Şeytanı durdurmanın bir yolu var mı?
Güneydoğu’da şehirleri esir alan PKK terörünün ardından büyükşehirlere taşınan terör dalgası zihinlerdeki soruları daha da derinleştiren bir durum arzetmeye başladı. Bu yeni durum maalesef salt bir ‘terör’le tanımlanamayacak kadar derin bir hale işaret etmektedir.
Devlet teröre karşı bütün güvenlik tedbirlerini almış durumda, her türlü istihbari bilgiler değerlendiriliyor, polis alarmda. Ama görünen o ki bütün bu teyakkuz haline rağmen, çok derin bir planlamanın ürünü olduğu anlaşılan canlı bombalar da sistematik bir şekilde patlatılarak canımızı yakmaya devam ediyor.

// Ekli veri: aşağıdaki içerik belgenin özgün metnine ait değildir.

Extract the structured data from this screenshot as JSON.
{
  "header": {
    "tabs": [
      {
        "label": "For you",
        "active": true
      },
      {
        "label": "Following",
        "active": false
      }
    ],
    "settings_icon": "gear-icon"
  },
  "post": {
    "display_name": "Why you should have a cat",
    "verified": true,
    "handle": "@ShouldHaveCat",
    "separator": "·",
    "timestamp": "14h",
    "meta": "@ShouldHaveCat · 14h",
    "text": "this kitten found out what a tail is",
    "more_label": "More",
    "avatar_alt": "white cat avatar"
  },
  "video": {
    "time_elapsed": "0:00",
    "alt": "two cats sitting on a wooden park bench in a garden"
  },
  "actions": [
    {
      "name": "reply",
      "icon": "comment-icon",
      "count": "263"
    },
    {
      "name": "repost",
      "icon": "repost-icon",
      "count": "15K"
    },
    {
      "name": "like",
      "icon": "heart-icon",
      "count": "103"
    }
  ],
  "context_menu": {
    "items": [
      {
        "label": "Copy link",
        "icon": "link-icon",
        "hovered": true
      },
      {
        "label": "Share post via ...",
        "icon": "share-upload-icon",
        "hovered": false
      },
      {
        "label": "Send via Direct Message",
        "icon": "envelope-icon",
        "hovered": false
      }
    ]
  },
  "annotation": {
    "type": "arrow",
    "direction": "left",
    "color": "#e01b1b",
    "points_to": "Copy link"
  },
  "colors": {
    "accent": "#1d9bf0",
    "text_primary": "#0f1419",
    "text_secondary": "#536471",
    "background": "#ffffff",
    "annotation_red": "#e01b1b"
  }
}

Bu tabloda terörün adresi maalesef önemini yitirmiş durumda. Bir gün PKK’lı bir canlı bomba kendini patlatıyor, bir başka gün şeytanın bir başka yüzü IŞİD sahneye çıkıyor. Emniyet kaynaklarında Taksim’de kendini patlatan teröristin IŞİD üyesi olduğu kanaati hakim. Ama aynı kişinin daha önce DHKP-C adına eylemler yaptığı bilgisi de var.
Perdenin önündekilerin adresi nereye çıkarsa çıksın sonuç değişmiyor. Özünde Türkiye’nin canını sıkmayı amaçlayan kanlı saldırılar belli aralıklarla kabus üretmeye devam ediyor. Belli ki içinde uluslararası farklı unsurların da olduğu eller bundan sonra da yeni maşalarla cinayet işlemeyi sürdürecekler.
***
Kim ne mesaj veriyor?
Bu şeytanın gerçekten bir adresi var mıdır doğrusu ondan da çok emin değilim artık. Ama bu teröristlerin canları öyle istediği için Kızılay’da ya da Taksim’de kendilerini bir serseri mayın gibi patlatmadıkları kesin. Peki bu cinayetlerle Türkiye’ye kim nasıl bir mesaj vermek istiyor?
Dahası bu şeytanı durdurmanın bir yolu var mıdır?
Akıl ve mantık sınırları içinde değerlendirildiğinde, devletin istihbarat ve güvenlik birimleri her türlü terörist eylemi önleme kabiliyetine sahiptir. Ama son dönemde yaşadıklarımızın maalesef mantıklı bir açıklaması pek mümkün değil.
Öyle anlaşılıyor ki büyükşehirlerin bütün sokaklarını polis ve istihbarat elamanlarıyla bile doldursak bu şeytanın durdurulabileceğinden emin değiliz.
Galiba terörle mücadelede daha farklı bir konsept geliştirmek durumundayız. Çünkü her saldırının ardından başta siyasetçiler olmak üzere teröre lanet mesajları yayınlıyoruz, toplum olarak çok haklı bir şekilde öfkelerimiz kabarıyor, isyan ediyoruz. Ama bir hafta ya da on gün sonra şeytan farklı kimlikle bir başka şehirde sahneye çıkıyor.
***
Terör-diplomasi ekseni
Şu ana kadar yaşadığımız acı tecrübelerin bize öğrettiği bir gerçek var ki, sadece sahada silahlı mücadele ile terör belasından kurtulmak pek mümkün gözükmüyor. Terörle mücadelenin dış politika ile kesişen bir cephesinin olduğu da muhakkak.
Unutmayalım ki yakın komşularımızla ilişkilerimiz iç açıcı bir durumda değil. Her ne kadar bizim yarattığımız bir durum olmasa da Irak ve Suriye ile diplomasi hatları kopuk. Küresel güçlerle de derin anlaşmazlıklar yaşayan bir ülke görünümündeyiz. Mülteci krizi dolayısıyla Avrupa Birliği ülkeleri ile aynı fotoğraf karesinde görünüyor olsak da, bunun öyle çok coşkulu bir birliktelik olmadığı kesin.
Ne yapacaksak hemen acilen yapmalı ve bu fotoğrafı tersine çevirmeliyiz. Çünkü terör toplumun tahammül sınırlarını zorluyor. Hemen yarından tezi yok, özellikle müttefiklerimizle olan ilişkilerimizi zenginleştirecek bir üslupla yeni bir diplomasi hamlesi başlatmalıyız.